During WWII, Kate spent four years in the Office of Strategic Services (OSS) in Washington D.C., where she received training for parachuting behind enemy lines, including the use of handguns and the deployment of land mines. She said that "it gave a real sense of a mission....The most rewarding thing I remember in all my professional life was the letters I would receive from a submarine crew in Alaska after my Cleveland Orchestra shows. They wrote that they waited to hear my voice come to them up there in that wilderness." Around the office she was known as “Mata Halle.”

In the mid-1950s Kay made Washington D.C. her permanent home, and when John F. Kennedy won the 1960 Presidential election, he asked Kay to join his inaugural committee. When she heard what the planned guest list was she expressed her opinion in the most forceful manner "My God what is this dribble? What about inviting the intellectual community, the cultural community?" This unprecedented suggestion resulted in nearly 200 leaders of the arts, humanities and sciences being present as guests, a first for any Presidential inauguration. In addition to her inaugural committee work, Kay was appointed by Kennedy to the advisory committee for what was to become the Kennedy Center.

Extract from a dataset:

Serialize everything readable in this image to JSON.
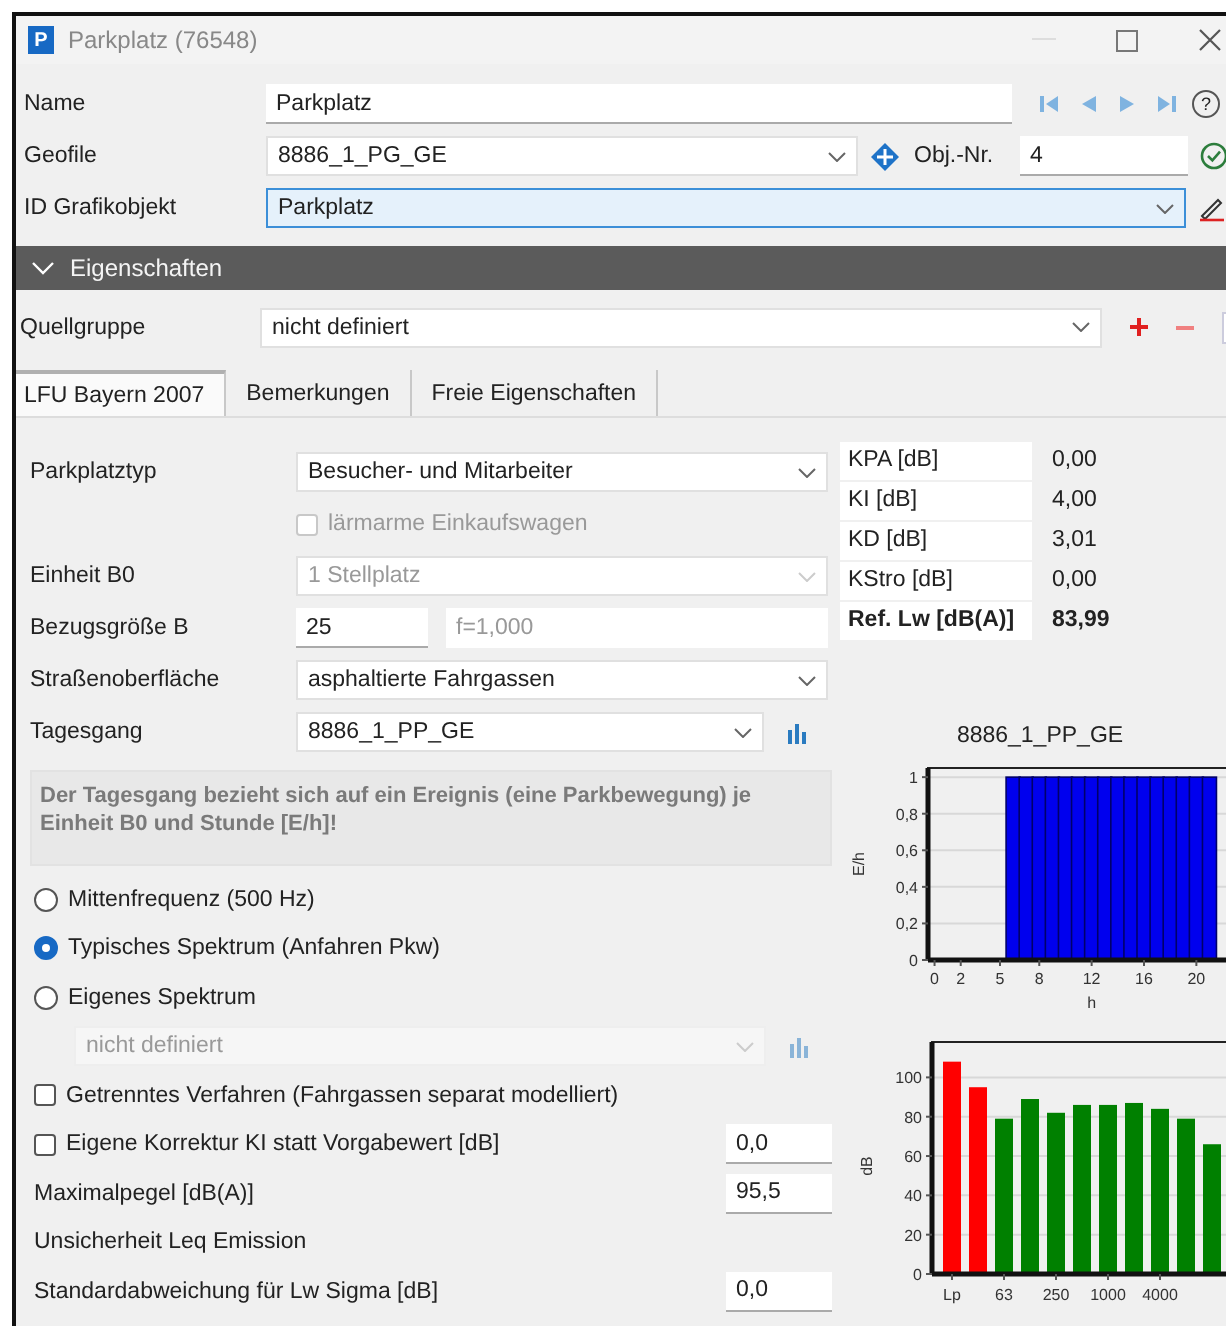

During Kennedy's Presidency Kay initiated and shepherded a campaign to make Winston Churchill an Honorary United States citizen. This honor was granted by Congress, and its presentation was made by President Kennedy in 1963. When the British Embassy in Washington D.C. was preparing to erect a statue of Winston Churchill on the Embassy grounds, Kay suggested that the statue be placed so that one of Winston's feet would be on British Embassy soil, and the other on American soil just outside the Embassy. Winston's statue stands today in both countries, in appropriate recognition of his dual citizenship and lineage. Fittingly enough, the competition to design the statue was won by Cleveland sculptor William McVey.

In 1968 Kay received the honor of Officer in the Most Excellent Order of the British Empire (OBE) from Queen Elizabeth II, a well-earned privilege and acknowledgement of her work in support of Anglo-American relations. 

Still active at age 73, Kay served on the Bicentennial Committees of both Cleveland and Washington D.C. in 1976 and was friend and aid to Alice Longworth, Teddy Roosevelt's daughter. As she said "There is so much to be done. Life is more interesting than fiction." 

Kay passed away at the age of 93. Her papers are preserved at the John F. Kennedy Presidential Library and Museum in Boston, Massachusetts.